Frank is Abrahamson’s latest work, a sort-of-adaptation of Jon Ronson’s writing about his time in alternative 80s comedian Frank Sidebottom’s band. The film captures the spirit of Ronson’s experiences rather than directly translating them to screen. Consequently, the film is set in the modern day, with YouTube, Twitter and South by Southwest pervading the narrative.
This frees the story from its ‘real-life’ constraints to instead focuses upon what it’s like to become obsessed by a manically creative force. This force takes the form of Frank (Michael Fassbender), a giant papier mâché head-wearing eccentric and musical genius, with Jon (a very endearing Domhnall Gleeson) as the obsessed.
He never takes it off. The head, that is. Not even in the shower. All his food comes through a straw. His balance is slightly off, and he’s forever bumping into door frames through a lack of peripheral vision. Initially, it’s unnerving; a grown man standing there with a simultaneously wide-eyed innocence and blow-up sex doll expression on his face. Jon brings the awkwardness up, so Frank starts stating his facial expression out loud to ease their interactions. “Delighted smile!”
After a while you become accustomed to it, and like any blank slate, you find yourself filling in the gaps. Fassbender is incredible in this movie, you’ll think to yourself, falsely remembering a subtle curl of the lips or narrowing of the eyes. But Frank’s face never changed, you imagined it – just like how your imagination fills in the visuals for radio. It’s a neat microcosm of the central mechanism of cinema itself: projection.

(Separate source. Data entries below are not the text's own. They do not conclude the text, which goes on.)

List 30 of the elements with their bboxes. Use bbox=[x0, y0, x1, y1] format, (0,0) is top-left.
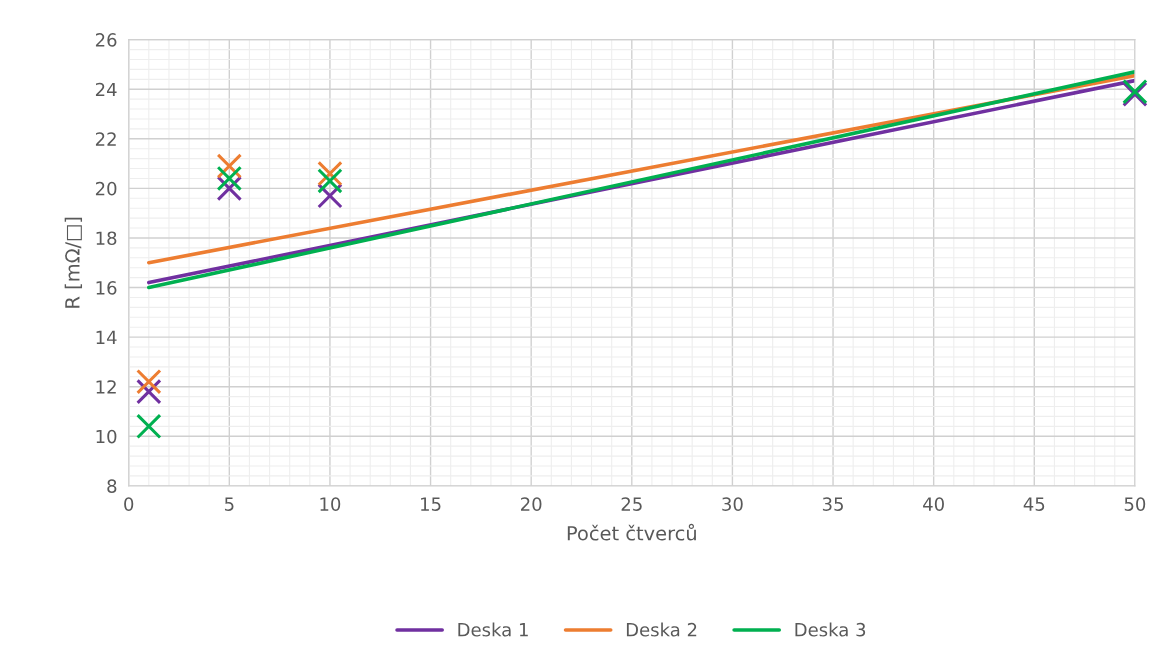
y-tick-label: 12 bbox=[96, 380, 116, 394]
x-tick-label: 25 bbox=[621, 497, 642, 511]
x-tick-label: 30 bbox=[722, 497, 743, 511]
x-tick-label: 0 bbox=[124, 497, 134, 511]
y-axis-title: R [mΩ/□] bbox=[64, 217, 83, 308]
x-tick-label: 15 bbox=[421, 497, 441, 511]
point bbox=[136, 369, 162, 395]
point bbox=[317, 168, 343, 194]
x-tick-label: 20 bbox=[521, 497, 542, 511]
y-tick-label: 20 bbox=[95, 181, 117, 196]
x-tick-label: 35 bbox=[822, 497, 843, 511]
x-tick-label: 45 bbox=[1023, 497, 1045, 511]
y-tick-label: 26 bbox=[95, 33, 117, 47]
y-tick-label: 24 bbox=[95, 82, 117, 97]
y-tick-label: 10 bbox=[96, 429, 117, 444]
y-tick-label: 18 bbox=[96, 231, 117, 246]
y-tick-label: 14 bbox=[96, 330, 117, 344]
x-tick-label: 10 bbox=[320, 497, 341, 511]
x-tick-label: 40 bbox=[923, 497, 944, 511]
y-tick-label: 22 bbox=[95, 132, 116, 146]
legend-label: Deska 1 bbox=[458, 622, 528, 637]
point bbox=[216, 165, 243, 192]
legend-label: Deska 2 bbox=[626, 622, 697, 637]
x-tick-label: 5 bbox=[224, 497, 234, 511]
y-tick-label: 16 bbox=[96, 280, 117, 295]
x-tick-label: 50 bbox=[1124, 497, 1146, 511]
legend-label: Deska 3 bbox=[795, 622, 866, 637]
x-axis-title: Počet čtverců bbox=[567, 523, 696, 541]
y-tick-label: 8 bbox=[107, 479, 117, 493]
point bbox=[136, 413, 162, 440]
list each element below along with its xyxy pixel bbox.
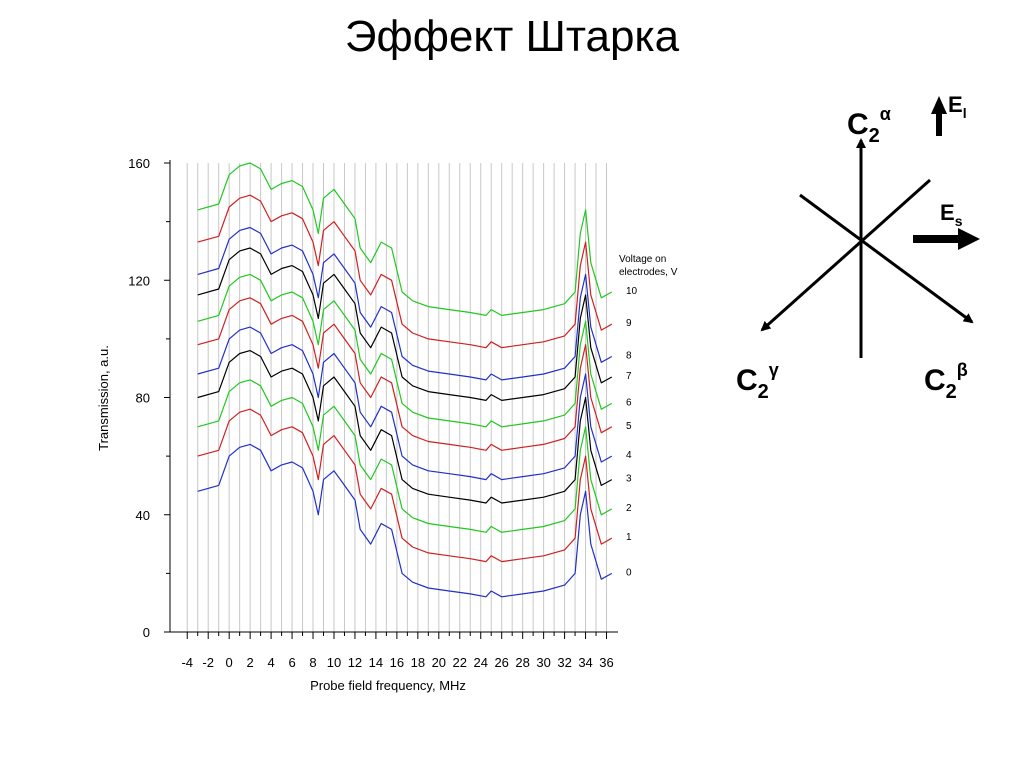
series-label-9: 9 [626,318,632,329]
legend-group: Voltage on electrodes, V 0 1 2 3 4 5 6 7 8 9 10 [619,254,678,578]
series-line-1 [197,408,613,563]
series-label-10: 10 [626,286,638,297]
series-line-6 [197,273,613,428]
x-tick-label: 2 [247,655,254,670]
c2-gamma-axis [760,178,931,332]
x-tick-label: 20 [432,655,446,670]
x-tick-label: 26 [494,655,508,670]
series-label-1: 1 [626,532,632,543]
series-line-4 [197,326,613,481]
e-l-label: El [948,92,967,121]
series-line-0 [197,443,613,598]
c2-alpha-label: C2α [847,104,891,147]
y-tick-group: 0 40 80 120 160 [128,156,170,640]
x-tick-label: 6 [288,655,295,670]
series-label-0: 0 [626,567,632,578]
y-tick-label: 80 [136,391,150,406]
x-tick-label: 32 [557,655,571,670]
series-line-8 [197,226,613,381]
y-tick-label: 120 [128,273,150,288]
c2-beta-label: C2β [924,360,968,403]
x-tick-label: 34 [578,655,592,670]
y-tick-label: 160 [128,156,150,171]
x-tick-label: 8 [309,655,316,670]
e-s-arrow-icon [913,228,980,250]
x-tick-label: 16 [390,655,404,670]
y-tick-label: 0 [143,625,150,640]
x-tick-label: 10 [327,655,341,670]
x-tick-label: 24 [474,655,488,670]
x-tick-label: 30 [536,655,550,670]
slide-title: Эффект Штарка [344,12,680,61]
series-line-10 [197,162,613,316]
x-axis-label: Probe field frequency, MHz [310,678,466,693]
legend-title-line2: electrodes, V [619,267,678,278]
series-group [197,162,613,598]
x-tick-label: 18 [411,655,425,670]
series-label-8: 8 [626,350,632,361]
x-tick-group: -4 -2 0 2 4 6 8 10 12 14 16 18 20 22 24 26 28 30 32 34 36 [181,632,614,670]
x-tick-label: 0 [226,655,233,670]
e-s-label: Es [940,200,963,229]
y-tick-label: 40 [136,508,150,523]
series-label-5: 5 [626,421,632,432]
x-tick-label: -2 [202,655,214,670]
x-tick-label: 36 [599,655,613,670]
legend-title-line1: Voltage on [619,254,666,265]
series-label-6: 6 [626,397,632,408]
series-line-2 [197,379,613,533]
x-tick-label: 28 [515,655,529,670]
series-line-9 [197,194,613,349]
c2-beta-axis [799,193,974,324]
x-tick-label: 14 [369,655,383,670]
series-line-7 [197,247,613,401]
series-label-4: 4 [626,450,632,461]
y-axis-label: Transmission, a.u. [96,345,111,451]
series-label-7: 7 [626,371,632,382]
series-label-3: 3 [626,474,632,485]
series-label-2: 2 [626,503,632,514]
x-tick-label: 22 [453,655,467,670]
series-line-3 [197,350,613,504]
x-tick-label: 4 [267,655,274,670]
c2-gamma-label: C2γ [736,360,779,403]
series-line-5 [197,297,613,451]
x-tick-label: 12 [348,655,362,670]
e-l-arrow-icon [931,96,947,136]
x-tick-label: -4 [181,655,193,670]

Maybe Frank (both the film and the character) loses its way a tad in the South By Southwest segment near the end. There’s so much energy trapped within the cabin walls where they spend the majority of the movie beforehand, struggling over many, many months to record their first album, that the scenes set in the vast plains of the American West feel dissipated. But Abrahamson expertly guides the narrative back, with the concluding scenes being the film’s finest; a deeply moving, slow unraveling of the man behind the mask.
Frank is a different, lighter film to What Richard Did. A sense of deep melancholy is persistent in both, but in Frank there always remains a sense of hope. Perhaps it’s those wide, boyish blue eyes of his. The ones that seem to smile when he grows excited about a new sound, even though they never moved.